Mynevere Bushi said the family was dirty and hungry, and three Macedonian men provided showers and bread.
Asked about the declaration, she said, "We've been waiting for it like nine years now."
Since Sunday's declaration, the United States, France, Britain, Belgium and Germany have recognized Kosovo as a sovereign country. Russia, Serbia, Spain and others have refused so far to accept Kosovo's independence. A possible reason for Spain's reluctance may be that it has been battling Basque ethnic separatists for decades, according to The Associated Press.
At a United Nations Security Council emergency meeting, Boris Tadic, president of Serbia, insisted that declaration of independence was a flagrant violation of the 1999 U.N. Resolution 1244, which he said had reaffirmed the sovereignty and territorial integrity of Serbia, including Kosovo. The independence of Kosovo resulted from friction between the ethnic Albanian Kosovars and the Serbs who controlled the province until 1999 and still claim it as part of Serbia.

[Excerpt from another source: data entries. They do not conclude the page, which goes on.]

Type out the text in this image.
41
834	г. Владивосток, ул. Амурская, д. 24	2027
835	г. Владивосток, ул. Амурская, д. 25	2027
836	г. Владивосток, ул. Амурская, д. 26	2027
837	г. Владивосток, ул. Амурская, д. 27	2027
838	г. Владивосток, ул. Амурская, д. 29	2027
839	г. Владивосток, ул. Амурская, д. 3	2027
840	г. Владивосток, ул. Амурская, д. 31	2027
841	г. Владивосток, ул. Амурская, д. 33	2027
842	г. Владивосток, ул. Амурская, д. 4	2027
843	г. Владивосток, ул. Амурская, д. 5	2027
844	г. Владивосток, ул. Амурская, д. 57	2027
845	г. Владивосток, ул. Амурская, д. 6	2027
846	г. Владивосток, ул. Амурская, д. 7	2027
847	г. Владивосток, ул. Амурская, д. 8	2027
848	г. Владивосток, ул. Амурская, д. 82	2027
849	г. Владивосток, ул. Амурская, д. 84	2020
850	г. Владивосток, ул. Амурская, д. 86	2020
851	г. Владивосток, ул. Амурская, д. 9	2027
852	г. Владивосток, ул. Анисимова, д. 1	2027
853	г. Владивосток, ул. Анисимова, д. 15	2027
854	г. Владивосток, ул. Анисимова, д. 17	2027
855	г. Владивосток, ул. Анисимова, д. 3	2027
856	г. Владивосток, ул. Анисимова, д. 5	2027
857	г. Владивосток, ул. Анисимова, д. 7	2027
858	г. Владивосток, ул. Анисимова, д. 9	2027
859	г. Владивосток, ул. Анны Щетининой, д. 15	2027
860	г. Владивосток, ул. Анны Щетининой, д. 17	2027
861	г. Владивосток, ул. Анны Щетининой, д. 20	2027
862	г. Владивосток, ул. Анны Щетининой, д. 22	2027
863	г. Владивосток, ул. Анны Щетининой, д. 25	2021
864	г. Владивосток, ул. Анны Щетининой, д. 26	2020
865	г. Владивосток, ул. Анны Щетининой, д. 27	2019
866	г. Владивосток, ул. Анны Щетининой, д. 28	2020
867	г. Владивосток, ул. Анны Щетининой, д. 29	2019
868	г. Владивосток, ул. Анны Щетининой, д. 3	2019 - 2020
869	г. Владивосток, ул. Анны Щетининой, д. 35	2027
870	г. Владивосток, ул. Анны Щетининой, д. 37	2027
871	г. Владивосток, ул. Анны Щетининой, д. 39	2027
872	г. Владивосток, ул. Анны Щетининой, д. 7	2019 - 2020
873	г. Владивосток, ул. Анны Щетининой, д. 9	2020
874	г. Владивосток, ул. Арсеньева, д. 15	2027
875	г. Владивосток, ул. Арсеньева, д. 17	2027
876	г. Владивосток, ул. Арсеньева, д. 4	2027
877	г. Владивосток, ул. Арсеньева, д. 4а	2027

NATO officials have vowed not to allow violence in the region.
Buba Roth, formerly from Belgrade, Serbia, is hopeful peace can prevail, but worries that the move to independence could eventually spark violence and hesitant to comment because of the complexity of the situation."Whatever peaceful solution is there, I'm very happy with it," Roth explained.
"The only comment is I hope this is not going to turn into larger violence, not only in Balkans but in Europe," she said.
Fazli Drenca, a West Jordan resident who became a refugee from Skenderai, Kosovo, in 1989, exclaimed, "Oh man! There's nothing better than that (independence) in my entire life.The good thing is separation 'from those idiots,'" he said.
If he had not left, Drenca said,"they would probably capture me or kill me or put me in prison for life."
"After this act, the world will no longer be the same," he said, quoted in a U.N. summary. Tadic said many countries in the United Nations have separatist movements, and asked, "Are we all aware of the precedent that is being set and are we aware of the catastrophic consequences that it may lead to?"
The declaration came nearly nine years after NATO bombed Serbia to end what State Department Undersecretary Nicholas Burns calls "the attempted ethnic cleansing of more than 1 million Kosovar Albanian Muslims."In a briefing earlier this week, Burns also provided a nutshell description of recent events in Kosovo. He referred to the brutal war that (former Serbian President Slobodan) Milosevic fought with them, and of course, the NATO intervention in 1999 and nine years of United Nations rule since then."